Chapter 4

8 3 0
                                    

Bab 4

"Melanie..... Buka pintunya!

Tidak perlu, siapa yang mengetuk pintu kamarku termasuk ibuku. Aku tetap menangis sepanjang hari tanpa henti.

Yang kulakukan hanyalah menangis.

Betapa bodohnya diriku....
Kenapa harus mengeluarkan air mata karena dia....
Bukannya aku harus melupakannya?

"Melanie.... Kenapa kamu? Ayo buka pintumu! Ceritakan semua yang terjadi padamu!"

Aku tetap tidak bisa membuka pintu. Hatiku rasanya sakit, tidak bisa melupakannya. Entah kapan, aku bisa melupakannya.

Tiga hari kemudian....

"Melanie, buka pintunya! Ini Aisha!

Sudah tiga hari, aku tidak pergi kesekolah. Pasti, Aishalah yang mengkhawatirkanku. Tidak heran, dia langsung datang mencariku.

"Kumohon, bukalah pintunya!" bentak Aisha yang berusaha membuka pintunya.

"Maafkan aku, Aisha. Saat ini, aku ingin sendiri..." balasku sambil menutup wajahku dengan bantal.

"Kenapa?! Apa karena dia lagi? Apa kamu lupa, saran yang kuberikan padamu! Lupakanlah dia! Dia nggak bakal mencarimu walaupun kamu menangis setengah mati!"

Mendengar apa yang dikatakan Aisha, memang benar. Seharusnya saat itu, aku tidak memperdulikannya.

Diriku yang begitu lusuh dan lemah karena sudah tiga hari tidak merawat diri. Maka, aku berusaha membangkitkan diriku dari terpuruk.

Tanpa berpikir panjang, aku membukakan pintu untuknya. Aisha langsung memelukku, dan dirinya langsung khawatir ketika melihat kondisiku seperti kurang gizi.

Ibuku langsung secepatnya menyiapkan makanan kesukaanku yaitu ayam goreng. Mencium aromanya saja langsung membuatku lahap makan. Dengan sekejap, aku menghabiskan tiga piring nasi dan ayam goreng karena tiga hari aku tidak menyentuh makanan.

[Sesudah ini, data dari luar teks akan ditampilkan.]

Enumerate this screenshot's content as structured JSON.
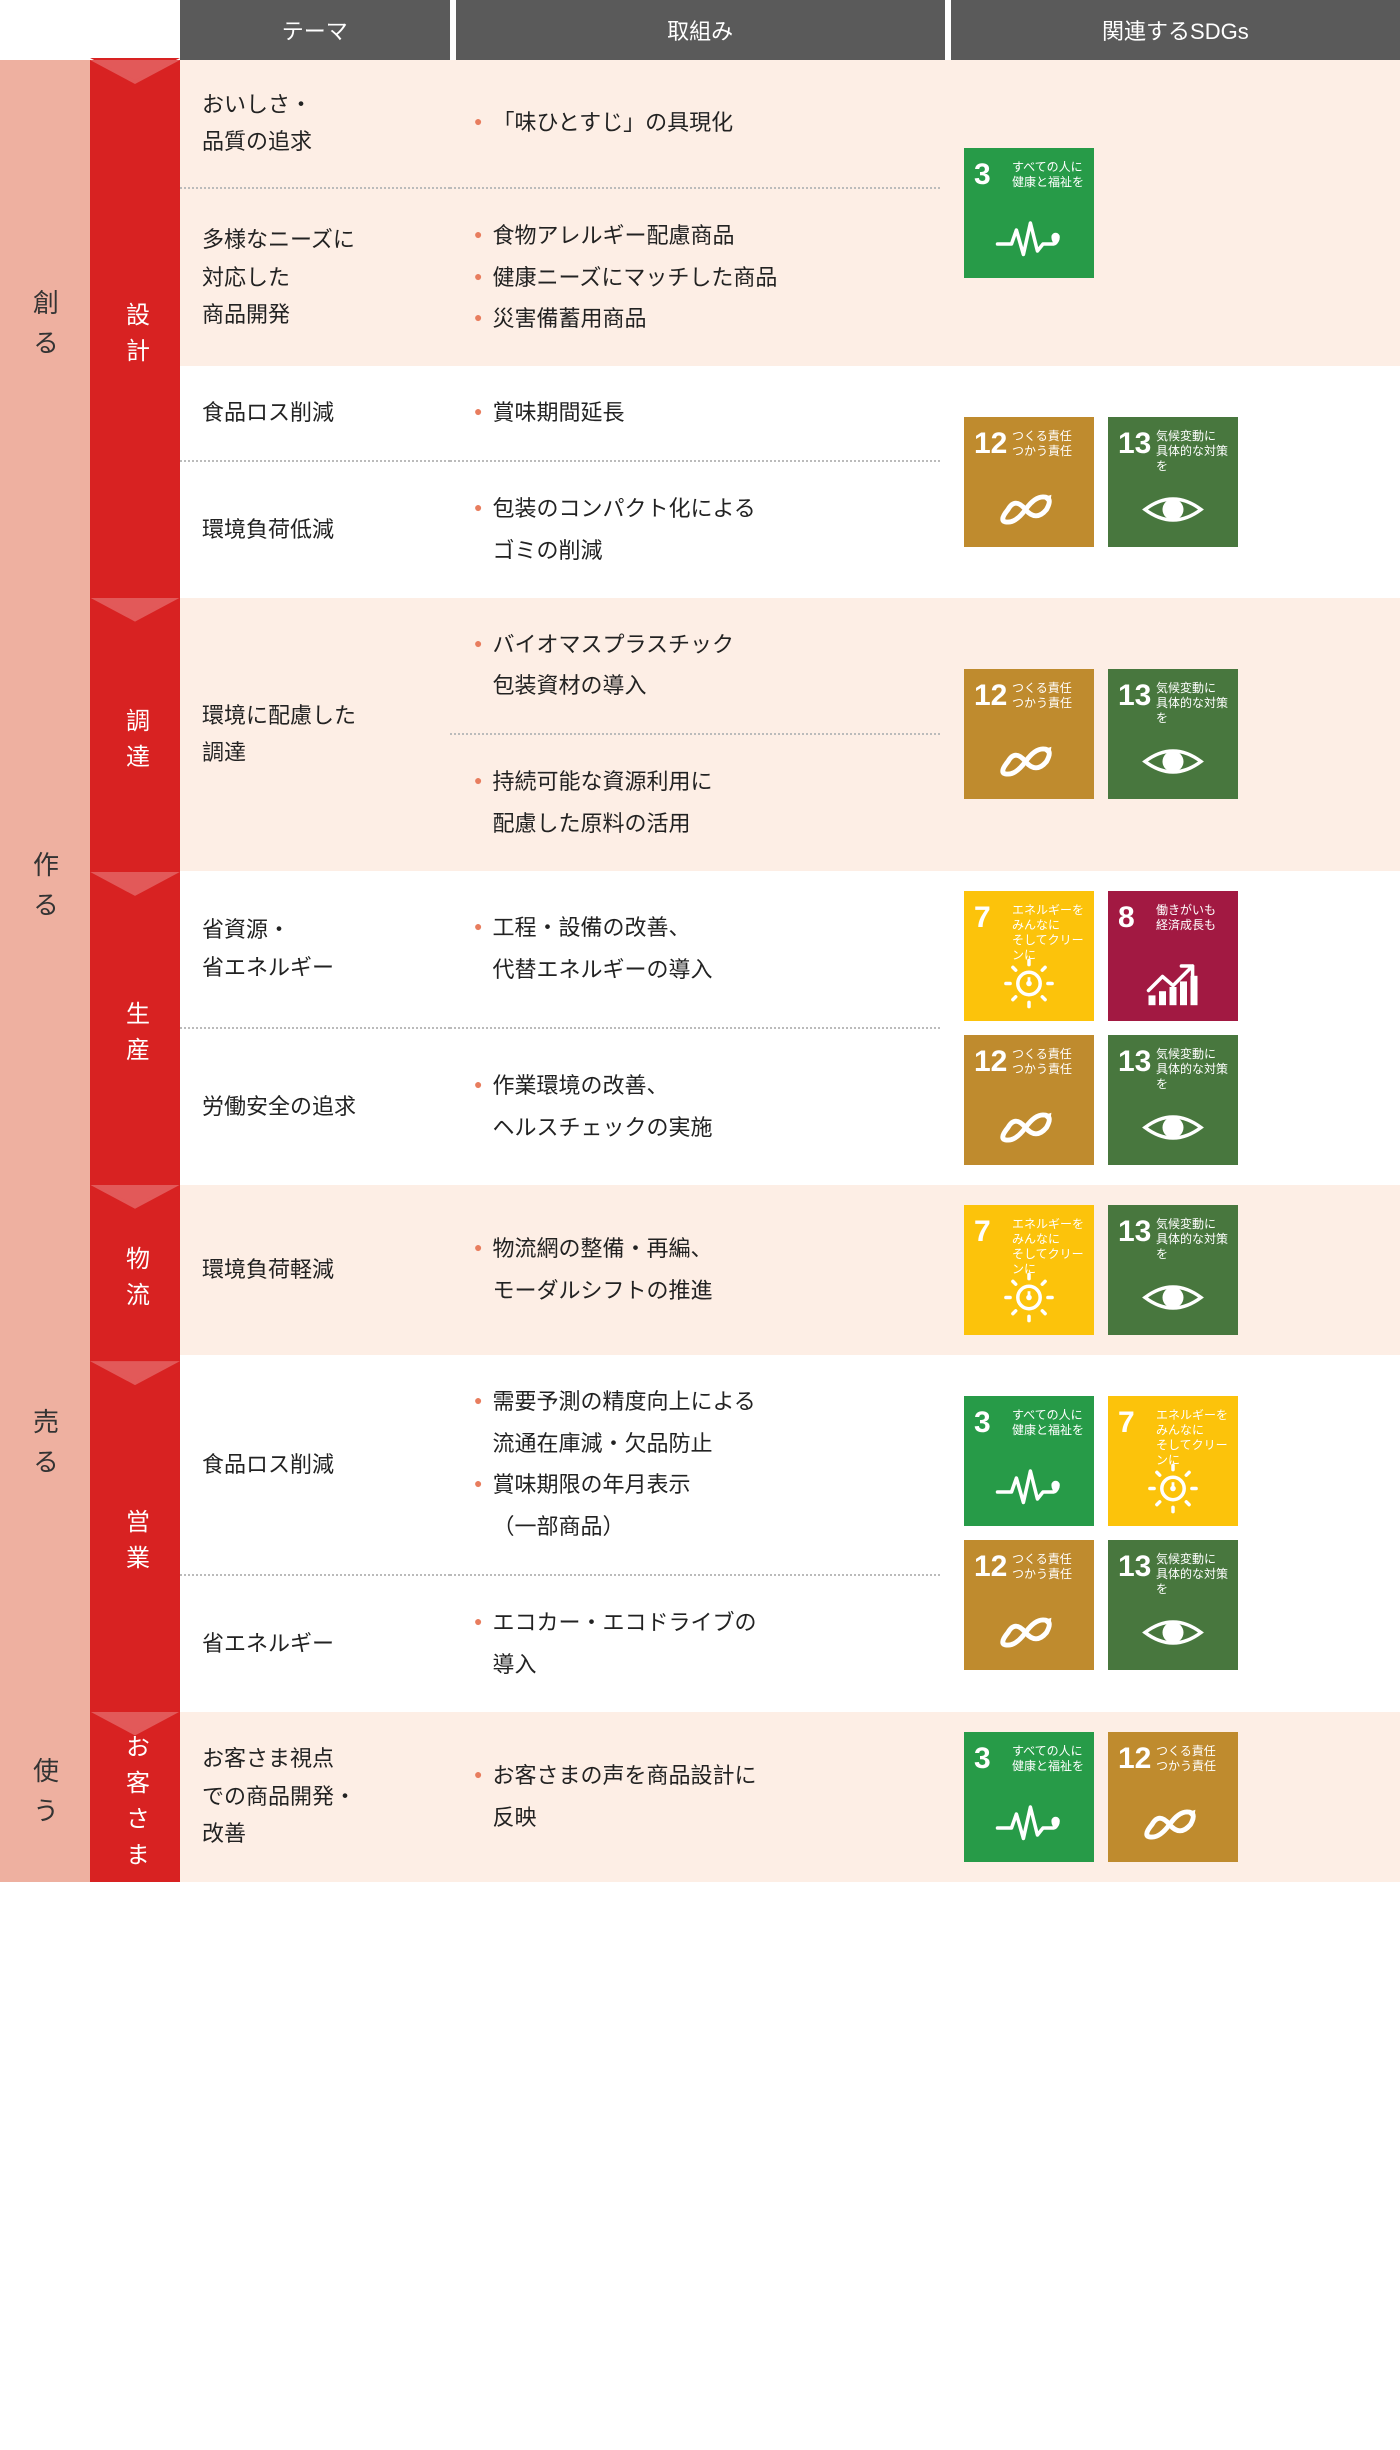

"Terima kasih, Aisha. Berkat kamu, Melanie sudah lebih baik." ucap ibuku sambil memberikan bingkisan kepada Aisha.

"Sama-sama tante." balas Aisha sambil menerima bingkisan pemberian ibuku.

Aisha langsung pamit dan pergi, tidak lupa dia berpesan kepadaku agar menjaga kesehatan karena ujian sebentar lagi akan tiba.

***
Keesokan harinya, diriku sudah mulai berubah karena tidak lagi memikirkannya. Aku benar-benar melupakannya, walaupun sering berpapasan dengannya. Tidak peduli, apa yang dikatakan olehnya, tetap fokus terhadap diriku.

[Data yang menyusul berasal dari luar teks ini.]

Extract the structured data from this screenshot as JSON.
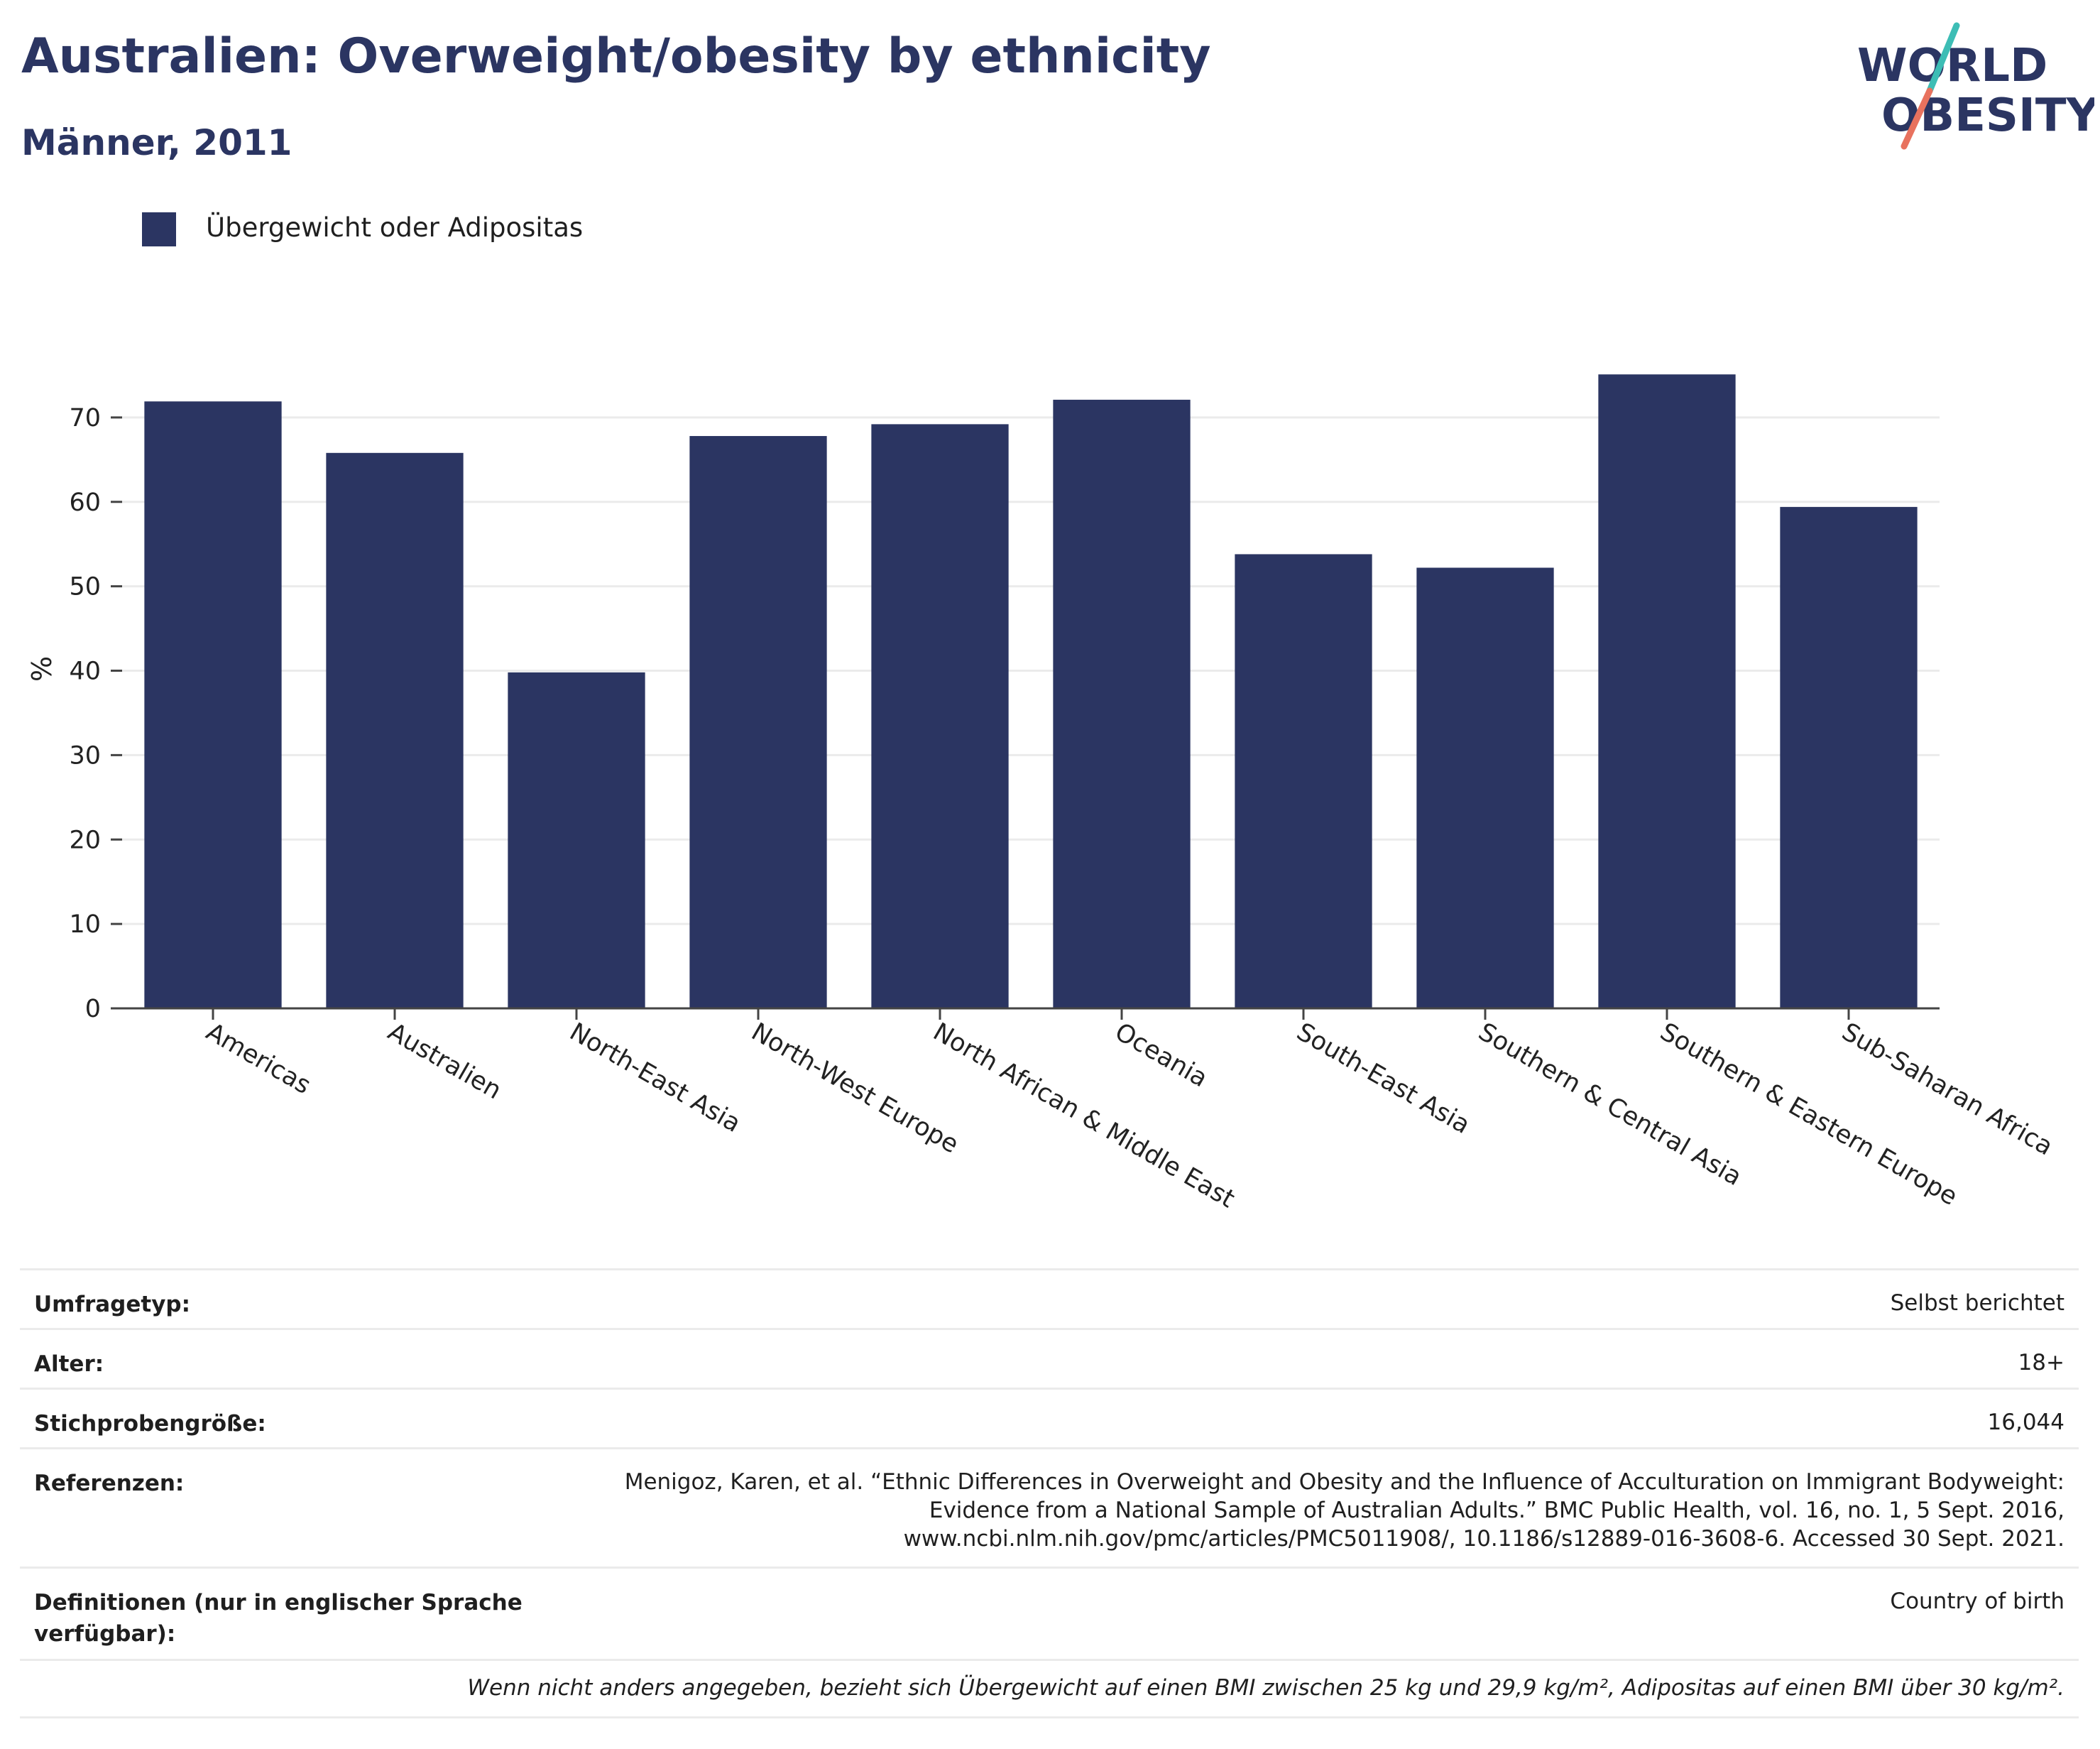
{
  "header": {
    "title": "Australien: Overweight/obesity by ethnicity",
    "subtitle": "Männer, 2011"
  },
  "logo": {
    "line1": "WORLD",
    "line2": "OBESITY"
  },
  "colors": {
    "bar": "#2b3562",
    "logo_text": "#2b3562",
    "logo_teal": "#3dbdb5",
    "logo_coral": "#e8725e",
    "grid": "#ebebeb",
    "axis": "#444444"
  },
  "chart_data": {
    "type": "bar",
    "categories": [
      "Americas",
      "Australien",
      "North-East Asia",
      "North-West Europe",
      "North African & Middle East",
      "Oceania",
      "South-East Asia",
      "Southern & Central Asia",
      "Southern & Eastern Europe",
      "Sub-Saharan Africa"
    ],
    "series": [
      {
        "name": "Übergewicht oder Adipositas",
        "values": [
          71.9,
          65.8,
          39.8,
          67.8,
          69.2,
          72.1,
          53.8,
          52.2,
          75.1,
          59.4
        ]
      }
    ],
    "title": "Australien: Overweight/obesity by ethnicity",
    "subtitle": "Männer, 2011",
    "xlabel": "",
    "ylabel": "%",
    "ylim": [
      0,
      80
    ],
    "yticks": [
      0,
      10,
      20,
      30,
      40,
      50,
      60,
      70
    ],
    "grid": true,
    "legend": "top-left"
  },
  "info": {
    "rows": [
      {
        "label": "Umfragetyp:",
        "value": "Selbst berichtet"
      },
      {
        "label": "Alter:",
        "value": "18+"
      },
      {
        "label": "Stichprobengröße:",
        "value": "16,044"
      },
      {
        "label": "Referenzen:",
        "value_lines": [
          "Menigoz, Karen, et al. “Ethnic Differences in Overweight and Obesity and the Influence of Acculturation on Immigrant Bodyweight:",
          "Evidence from a National Sample of Australian Adults.” BMC Public Health, vol. 16, no. 1, 5 Sept. 2016,",
          "www.ncbi.nlm.nih.gov/pmc/articles/PMC5011908/, 10.1186/s12889-016-3608-6. Accessed 30 Sept. 2021."
        ]
      },
      {
        "label_lines": [
          "Definitionen (nur in englischer Sprache",
          "verfügbar):"
        ],
        "value": "Country of birth"
      }
    ],
    "note": "Wenn nicht anders angegeben, bezieht sich Übergewicht auf einen BMI zwischen 25 kg und 29,9 kg/m², Adipositas auf einen BMI über 30 kg/m²."
  }
}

Namun suatu hari, ketika aku sedang belajar di perpustakaan, Bakti datang membawa buku yang dia bawa dan berjalan menuju ke arahku. Dia duduk tepat di depanku. Untunglah, aku fokus belajar matematika, jadi tidak memperdulikannya.

"Mel... Sebenarnya, aku ingin menanyakan sesuatu padamu. Kenapa, kamu selalu menghindariku?" tanya Bakti yang sedang menatapku walaupun aku tetap tidak memperdulikannya.

"Maaf, aku sedang sibuk." balasku sambil belajar.

Dimanapun aku berada, mulai dari kantin, kelas dan di lapangan, dia selalu memperhatikanku. Walaupun merasa tidak nyaman, aku tetap tidak memperdulikannya sampai hari pertama ujian telah tiba.

Untunglah, aku tetap fokus apa yang kukerjakan sampai ujian telah selesai. Waktunya bagi kami bebas dan siap menghadapi pengumuman kelulusan yang cukup mendebarkan.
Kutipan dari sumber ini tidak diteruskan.